There is a saying "make your hobby your job".

I see a lot of advice aimed at people that want to shift into DevOps/Kubernetes to build a homelab. While that's great, and I 100% endorse that, that's not how I started. I have been working in a Kubernetes cluster in production for the past 2 years, and I'm enjoying it that much that I actually want to go the opposite direction, which is to make my job my hobby.

That is kind of the why behind this project, but it's more than that. Besides working on a fun project, I want to take the experience and lessons learned from my job to my own homelab and make it even better. The true value of having a homelab here becomes apparent. Because here I can, not just experiment, but actually implement and deploy all the things that I wouldn't dare do in a production cluster.
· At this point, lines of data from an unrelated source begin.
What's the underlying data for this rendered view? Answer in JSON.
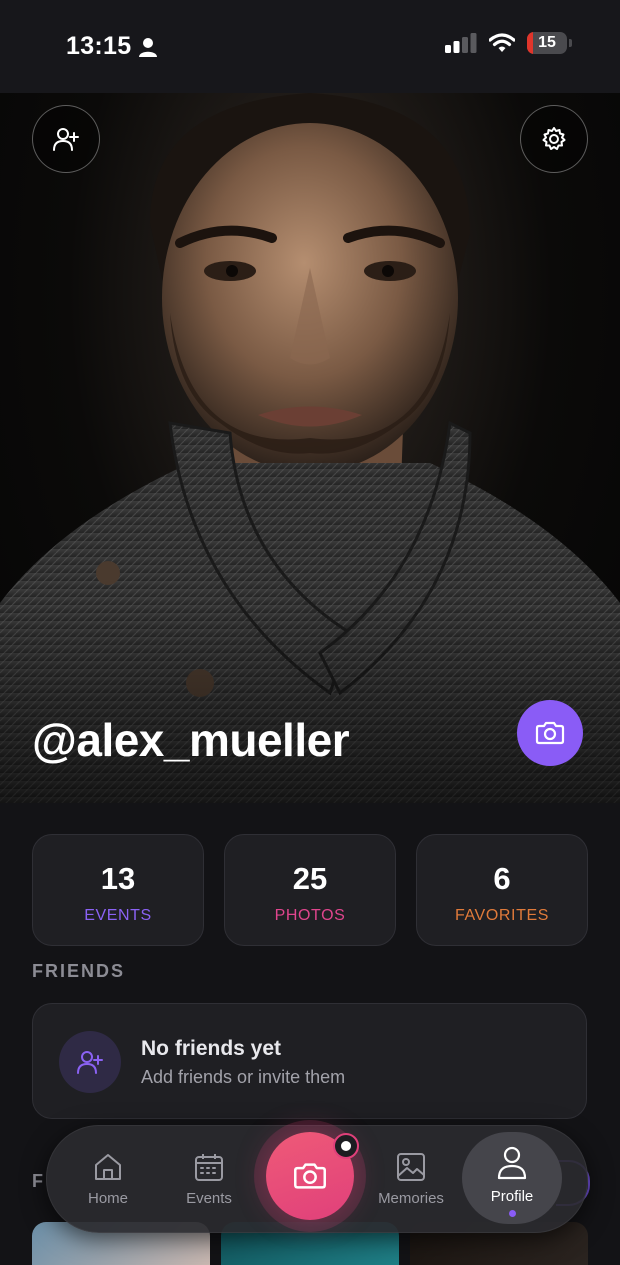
{
  "status_bar": {
    "time": "13:15",
    "battery_level": "15",
    "battery_fraction": 0.15,
    "icons": [
      "person-icon",
      "signal-icon",
      "wifi-icon",
      "battery-icon"
    ]
  },
  "profile": {
    "username": "@alex_mueller",
    "icons": {
      "add_friend": "add-person-icon",
      "settings": "gear-icon",
      "change_photo": "camera-icon"
    }
  },
  "stats": [
    {
      "value": "13",
      "label": "EVENTS",
      "color": "#8b62f4"
    },
    {
      "value": "25",
      "label": "PHOTOS",
      "color": "#e0458d"
    },
    {
      "value": "6",
      "label": "FAVORITES",
      "color": "#e07a3a"
    }
  ],
  "friends": {
    "section_title": "FRIENDS",
    "empty_title": "No friends yet",
    "empty_subtitle": "Add friends or invite them"
  },
  "favorites": {
    "section_title_visible": "F"
  },
  "nav": {
    "items": [
      {
        "label": "Home",
        "icon": "home-icon"
      },
      {
        "label": "Events",
        "icon": "calendar-icon"
      },
      {
        "label": "Memories",
        "icon": "image-icon"
      },
      {
        "label": "Profile",
        "icon": "person-icon",
        "active": true
      }
    ],
    "camera_icon": "camera-icon"
  },
  "colors": {
    "accent_purple": "#8a5cf6",
    "accent_pink": "#e0407a",
    "background": "#131316",
    "card": "#1f1f23"
  }
}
And if something fails or breaks, I can decide to fix it whenever I want without needing to spend my Friday evening and a good part of the weekend debugging and fixing things, while being chased by management every 4 hours for an update, because a lot of people rely on the cluster (true story, btw).

So with that, I want to continue where I left off. In fact, I want to reset my homelab and start fresh. Now instead of hacking away from the get go, setting up the nodes, installing Talos Linux etc. Let me take a more senior approach and start planning, writing, drawing things out first, before anything else. And this time, I'm planning to document the entire journey/process on this blog and on my new/old GitHub.